冷暖房の利用効率が上がり、健康に良いだけではない
マンションの長寿命化にも役立つ外断熱改修(上)より続く
前号の本欄で多摩ニュータウンのビスタセーレ向陽台団地が、約15年かけて一歩ずつ管理組合の合意形成を積み重ね、コロナ禍の中で外壁・屋上等の外断熱改修を実施した事例を紹介した。外断熱改修は実施例が少ないこともあり、管理組合や区分所有者向けの情報が乏しい。そもそも内断熱と外断熱の違いも理解されているとはいいがたい。外気の暑さ寒さの影響が少ないため冷暖房の使用を抑え、二酸化炭素(CO2)の排出量削減に寄与するだけでなく、コンクリート躯体の劣化を防ぐことで、マンションの長寿命化にも役立つ外断熱の概要、効果と課題等を紹介する。
現在では高経年マンションの選択肢として、建替えの他に改修による長寿命化も積極的に推奨されているが、10年ほど前までは築30年を過ぎれば老朽化しているとみなされ、管理組合に建て替えの検討を勧める傾向があった。
外断熱が普及すれば、コンクリートの劣化の原因となる外気温の変化による膨張・収縮が抑制されるため、早期に建替えを勧める根拠がなくなり、マンションの長寿命化に寄与する。
外断熱のマンションが普及しない理由の一つとして、修繕工事が難しいと考えられていることがある。
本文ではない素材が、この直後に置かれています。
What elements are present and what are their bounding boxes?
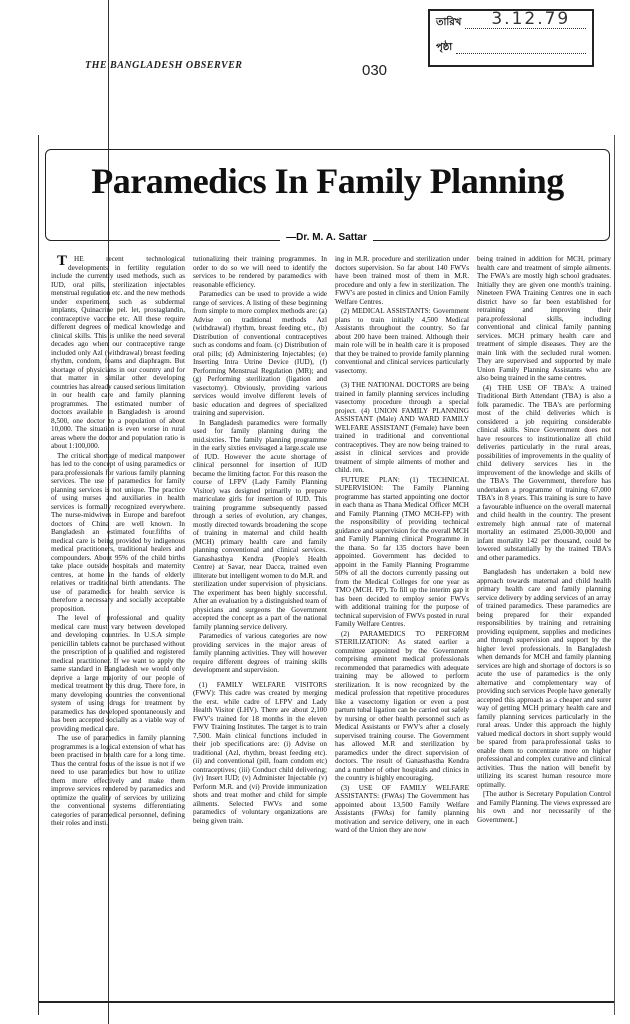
author-note: [The author is Secretary Population Cont… (477, 790, 611, 824)
paragraph: Bangladesh has undertaken a bold new app… (477, 568, 611, 789)
date-stamp-date-row: তারিখ 3.12.79 (430, 11, 592, 36)
paragraph: ing in M.R. procedure and sterilization … (335, 255, 469, 306)
paragraph: The level of professional and quality me… (51, 614, 185, 733)
byline: —Dr. M. A. Sattar (39, 232, 614, 243)
bottom-rule (39, 1001, 614, 1003)
date-stamp: তারিখ 3.12.79 পৃষ্ঠা (428, 9, 594, 67)
paragraph: THE recent technological developments in… (51, 255, 185, 451)
headline-box: Paramedics In Family Planning (45, 149, 610, 241)
paragraph: (2) PARAMEDICS TO PERFORM STERILIZATION:… (335, 630, 469, 783)
paragraph: (3) THE NATIONAL DOCTORS are being train… (335, 381, 469, 475)
column-4: being trained in addition for MCH, prima… (477, 255, 611, 995)
paragraph: (1) FAMILY WELFARE VISITORS (FWV): This … (193, 681, 327, 826)
paragraph: Paramedics can be used to provide a wide… (193, 290, 327, 418)
date-value: 3.12.79 (491, 9, 570, 29)
date-label: তারিখ (436, 15, 461, 32)
date-stamp-page-row: পৃষ্ঠা (430, 36, 592, 61)
paragraph: being trained in addition for MCH, prima… (477, 255, 611, 383)
paragraph: (3) USE OF FAMILY WELFARE ASSISTANTS: (F… (335, 784, 469, 835)
paragraph: The use of paramedics in family planning… (51, 734, 185, 828)
page-number: 030 (362, 62, 387, 79)
paragraph: tutionalizing their training programmes.… (193, 255, 327, 289)
paragraph: Paramedics of various categories are now… (193, 632, 327, 675)
paragraph: FUTURE PLAN: (1) TECHNICAL SUPERVISION: … (335, 476, 469, 629)
paragraph: In Bangladesh paramedics were formally u… (193, 419, 327, 632)
paragraph: The critical shortage of medical manpowe… (51, 452, 185, 614)
column-1: THE recent technological developments in… (51, 255, 185, 995)
article-clipping: Paramedics In Family Planning —Dr. M. A.… (38, 135, 615, 1015)
paragraph: (4) THE USE OF TBA's: A trained Traditio… (477, 384, 611, 563)
paragraph: (2) MEDICAL ASSISTANTS: Government plans… (335, 307, 469, 375)
page-label: পৃষ্ঠা (436, 40, 452, 57)
column-2: tutionalizing their training programmes.… (193, 255, 327, 995)
column-3: ing in M.R. procedure and sterilization … (335, 255, 469, 995)
article-body: THE recent technological developments in… (51, 255, 611, 995)
article-title: Paramedics In Family Planning (46, 160, 609, 202)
マンションの大規模修繕について豊富な経験を持つ建装工業が、「マンションライフの未来を考える」で外断熱マンションの大規模修繕工事の記録を公表している。それによると内断熱のマンションの場合は、工事に先立って外壁のタイルを打診し、反響音の違いでタイルがコンクリートの躯体から浮き、空気層のある部分を特定する。下地に密着せずに浮いているタイルの裏側には空気があるため、ここで打診音が反響し、浮いている箇所を判断することができる。しかし、外断熱マンションでは、空気を含んだ断熱材の上にタイルが張られているため、全ての場所で打診音が反響してしまい、浮き部を特定することができない。
そこで打診ではなく、タイルに付着力測定用のアタッチメントを取り付けてタイルを引っ張り剥がすことにより、タイルの付着強度を確認した。タイルの付着強度が基準に満たない箇所が確認されると、落下する危険性が高いと思われる部分については、全てのタイルを張り替えたという。
足場の設置についても内断熱マンションの場合は、足場の倒壊防止のために、建物外壁にアンカーを打ち込み「壁つなぎ」をするのが一般的だが、外断熱マンションではコンクリート躯体の外側に断熱材があるため、断熱材を貫通させてコンクリート躯体にアンカーを打ち込むことになる。外断熱材が欠損し、断熱性能を損なうため、アンカー撤去後に外断熱材を補填した上で、外壁仕上げを補修したという。外断熱マンションが少ないため、大規模修繕の施工例も少なく、工事を手がけることができる施工会社も少ない。施工会社が外断熱に対応する修繕技術を習得することも、普及に向けて大きな課題である。
2050年カーボンニュートラル達成にも寄与
マンションの長寿命化を推進するためには、建物管理の基本である長期修繕計画についての見直しも必要である。2008年の国土交通省が策定した長期修繕計画ガイドライン等の考え方は建物の共用部分を新築当初に近い状態に戻すことを主な内容とするための25~30年の修繕計画である。計画期間を超えた時期に大がかりな工事を想定していても、計画に反映されない。また、建物・設備等のハード面の計画であるため、管理組合運営等のソフト面での中長期的な課題の整理や、課題解決のための取組みは含まれていない。現在のように高齢化の急速な進行や喫緊の課題である地球温暖化対策といった、社会経済環境の変化に対応する内容は計画に反映させにくい。
こうした長期修繕計画を補完するものとしてマンション管理センターが長期マネジメント計画という考え方を公表。マンションのハード面だけでなく、区分所有者の高齢化等も視野に入れてマンションの将来を総合的に考えるための枠組みを提示している。
菅義偉首相が就任後初の施政方針演説で「2050年までに、温室効果ガスの排出を全体としてゼロにする、すなわち2050年にカーボンニュートラル、脱炭素社会の実現を目指す」と宣言した。年限を明確に示してゼロにするとしたことは内外の評価が高い。しかし、これまで明確な削減目標の提示を躊躇してきたように、温室効果ガスの排出をゼロにすることは簡単ではない。とりわけ家庭部門は産業部門に比べCO²削減が難しい。外断熱マンションの新規供給や外断熱改修を、2050年カーボンニュートラル実現の具体的方策として検討する必要がある。
※本稿の作成にあたりNPO法人日本外断熱協会のご協力を得ました。